Tuesday, August 4, 2009
Ultimate Nerd Moment
OK, so I have a life dominated by amazing nerd moments, but through careful examination I have been able to identify the single, greatest shining nerd moment. This happened back in early January 2005, long before I started the blog or even before I started writing a travel journal. It was my first visit to Jordan and I was fortunate to go with a group of eleven other professors on a state department grant to study Middle Eastern and Islamic culture (although I think we probably spent more time studying mosiacs than anything else - our leader, Pierre, who at the time ran the American Center for Oriental Research, was a nut for mosiacs and I think we saw every one in Jordan).

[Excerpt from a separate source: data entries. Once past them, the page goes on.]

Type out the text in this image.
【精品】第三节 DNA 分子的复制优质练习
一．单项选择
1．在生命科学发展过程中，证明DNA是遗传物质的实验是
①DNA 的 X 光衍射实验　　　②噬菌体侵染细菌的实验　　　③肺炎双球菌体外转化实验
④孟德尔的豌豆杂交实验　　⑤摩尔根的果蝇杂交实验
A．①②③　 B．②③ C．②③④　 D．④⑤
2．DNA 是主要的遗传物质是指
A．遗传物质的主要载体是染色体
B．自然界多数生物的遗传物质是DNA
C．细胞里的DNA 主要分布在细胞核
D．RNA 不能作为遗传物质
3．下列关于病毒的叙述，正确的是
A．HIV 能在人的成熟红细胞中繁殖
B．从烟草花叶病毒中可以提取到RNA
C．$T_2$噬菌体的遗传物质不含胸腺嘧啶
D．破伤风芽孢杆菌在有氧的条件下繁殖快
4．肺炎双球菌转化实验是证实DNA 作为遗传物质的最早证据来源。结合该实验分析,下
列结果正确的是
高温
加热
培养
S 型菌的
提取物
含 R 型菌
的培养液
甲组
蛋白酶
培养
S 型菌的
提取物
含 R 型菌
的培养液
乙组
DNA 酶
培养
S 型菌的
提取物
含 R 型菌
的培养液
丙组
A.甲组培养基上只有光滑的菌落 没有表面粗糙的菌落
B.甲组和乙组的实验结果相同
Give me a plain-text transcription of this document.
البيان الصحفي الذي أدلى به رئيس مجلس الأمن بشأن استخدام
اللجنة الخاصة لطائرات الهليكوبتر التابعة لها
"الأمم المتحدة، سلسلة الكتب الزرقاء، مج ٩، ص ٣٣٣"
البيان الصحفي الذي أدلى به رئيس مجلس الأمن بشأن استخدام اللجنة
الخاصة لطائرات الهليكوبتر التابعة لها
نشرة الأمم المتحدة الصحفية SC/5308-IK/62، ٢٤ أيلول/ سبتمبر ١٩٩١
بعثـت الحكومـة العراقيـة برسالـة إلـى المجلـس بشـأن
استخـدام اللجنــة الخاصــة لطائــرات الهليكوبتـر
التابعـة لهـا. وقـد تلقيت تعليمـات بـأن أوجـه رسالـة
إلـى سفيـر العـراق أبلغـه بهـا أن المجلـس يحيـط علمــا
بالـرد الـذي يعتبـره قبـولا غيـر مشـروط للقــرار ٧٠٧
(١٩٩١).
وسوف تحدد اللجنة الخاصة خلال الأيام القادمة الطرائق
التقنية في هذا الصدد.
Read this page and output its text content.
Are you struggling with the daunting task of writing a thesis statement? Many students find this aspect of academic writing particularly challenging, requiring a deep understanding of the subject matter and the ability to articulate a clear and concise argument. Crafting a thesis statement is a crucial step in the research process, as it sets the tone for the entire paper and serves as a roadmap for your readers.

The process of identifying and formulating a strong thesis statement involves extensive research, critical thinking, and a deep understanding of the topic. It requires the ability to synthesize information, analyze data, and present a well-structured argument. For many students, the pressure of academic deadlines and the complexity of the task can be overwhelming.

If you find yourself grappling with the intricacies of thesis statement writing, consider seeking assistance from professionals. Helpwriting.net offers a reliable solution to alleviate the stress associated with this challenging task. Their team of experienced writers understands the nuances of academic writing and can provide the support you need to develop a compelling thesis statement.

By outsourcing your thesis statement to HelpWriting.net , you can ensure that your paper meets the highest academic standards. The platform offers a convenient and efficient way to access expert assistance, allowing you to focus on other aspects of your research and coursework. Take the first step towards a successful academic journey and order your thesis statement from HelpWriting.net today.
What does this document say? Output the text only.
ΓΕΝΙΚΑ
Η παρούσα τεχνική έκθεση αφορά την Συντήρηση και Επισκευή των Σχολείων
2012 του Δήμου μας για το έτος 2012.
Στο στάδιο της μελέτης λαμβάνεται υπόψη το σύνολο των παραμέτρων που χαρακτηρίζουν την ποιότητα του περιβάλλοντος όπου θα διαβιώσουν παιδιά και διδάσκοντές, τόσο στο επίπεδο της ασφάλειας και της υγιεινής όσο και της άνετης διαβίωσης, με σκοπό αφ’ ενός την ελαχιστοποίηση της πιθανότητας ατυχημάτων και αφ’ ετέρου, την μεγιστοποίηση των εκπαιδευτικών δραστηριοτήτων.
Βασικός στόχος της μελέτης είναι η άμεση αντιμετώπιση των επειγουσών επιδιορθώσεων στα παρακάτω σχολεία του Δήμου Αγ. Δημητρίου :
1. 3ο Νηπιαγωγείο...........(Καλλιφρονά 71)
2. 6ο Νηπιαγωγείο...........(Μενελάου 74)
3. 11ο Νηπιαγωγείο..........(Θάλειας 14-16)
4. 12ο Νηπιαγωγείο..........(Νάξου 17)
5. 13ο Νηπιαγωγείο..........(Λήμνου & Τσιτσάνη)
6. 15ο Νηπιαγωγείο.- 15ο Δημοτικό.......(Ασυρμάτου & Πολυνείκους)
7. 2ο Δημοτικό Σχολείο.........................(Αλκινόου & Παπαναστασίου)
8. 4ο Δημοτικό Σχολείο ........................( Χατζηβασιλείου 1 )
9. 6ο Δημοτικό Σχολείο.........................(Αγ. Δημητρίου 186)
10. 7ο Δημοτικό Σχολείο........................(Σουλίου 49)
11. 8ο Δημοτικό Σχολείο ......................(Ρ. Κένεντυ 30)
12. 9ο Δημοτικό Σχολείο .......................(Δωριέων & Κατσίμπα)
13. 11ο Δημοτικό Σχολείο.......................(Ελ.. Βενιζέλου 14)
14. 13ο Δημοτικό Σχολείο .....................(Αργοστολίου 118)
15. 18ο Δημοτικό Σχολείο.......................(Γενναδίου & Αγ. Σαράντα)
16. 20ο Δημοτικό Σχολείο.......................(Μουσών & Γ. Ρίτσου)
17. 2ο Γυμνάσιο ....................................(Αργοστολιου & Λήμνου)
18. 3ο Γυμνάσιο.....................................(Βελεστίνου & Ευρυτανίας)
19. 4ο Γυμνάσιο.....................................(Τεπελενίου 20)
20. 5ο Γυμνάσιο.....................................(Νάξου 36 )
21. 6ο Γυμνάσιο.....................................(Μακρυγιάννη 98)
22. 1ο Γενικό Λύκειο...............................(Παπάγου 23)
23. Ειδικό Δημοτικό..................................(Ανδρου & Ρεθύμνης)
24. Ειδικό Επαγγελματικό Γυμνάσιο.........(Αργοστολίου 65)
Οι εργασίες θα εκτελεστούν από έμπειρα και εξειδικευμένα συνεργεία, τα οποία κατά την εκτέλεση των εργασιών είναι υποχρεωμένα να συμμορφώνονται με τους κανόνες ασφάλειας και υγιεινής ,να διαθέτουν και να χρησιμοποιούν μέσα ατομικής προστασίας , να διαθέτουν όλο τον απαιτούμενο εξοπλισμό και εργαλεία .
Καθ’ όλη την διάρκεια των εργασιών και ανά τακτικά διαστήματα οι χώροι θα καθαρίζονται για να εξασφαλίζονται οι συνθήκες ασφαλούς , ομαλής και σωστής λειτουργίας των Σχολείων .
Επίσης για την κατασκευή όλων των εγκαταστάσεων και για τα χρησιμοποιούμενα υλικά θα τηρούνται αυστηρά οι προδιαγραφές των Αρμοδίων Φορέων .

The group was extraordinary - not only because they were all great teachers and scholars (with the obvious exception of me), but they could not have been nicer - I will never, ever have such an amazing experience again. For some time I've been meaning to go back and talk about some of the early travel experiences, and it would be a pity to not discuss that trip, so expect more posts in the future. We spent three weeks travelling around Jordan and hearing lectures from other professors. On one of our trips we ventured out to the desert castle of Azrak, which played a role in the adventures of T.E. Lawrence. I had been reading Lawrence's Seven Pillars of Wisdom (and, in the picture, you can see the book sticking out of my pocket), and I took the opportunity to read to the other professors the actual account that Lawrence wrote of sitting in that very room - mainly about a miserable cold rain and ghosts. Now, in the real world, I would have been beaten savagely, but in the bizarre other world that academics live in there was tremendous excitement.
Making Friends in China
Here is a picture that my Champlain friends took of me as we walked the backstreets of Beijing near the Forbidden City. As is always the case, the best way to learn about a city is just to get out and go exploring, and as far off the beaten path as possible. Here I am making friends with some folks and their dogs. Kids and dogs always sense my inherent goodness - it's only perceptive adults who immediately dislike me.
International Ambassador
Here is a souvenir t-shirt that is very popular in Beijing (BJ). I tried to cajole my friends from Champlain into buying it for me, figuring that if they did then I'd have a definite shield of plausible deniability when asked by my bosses why I was wearing it to commencement. You see, even I have enough sense not to buy that shirt for myself, although not enough sense not to post the picture.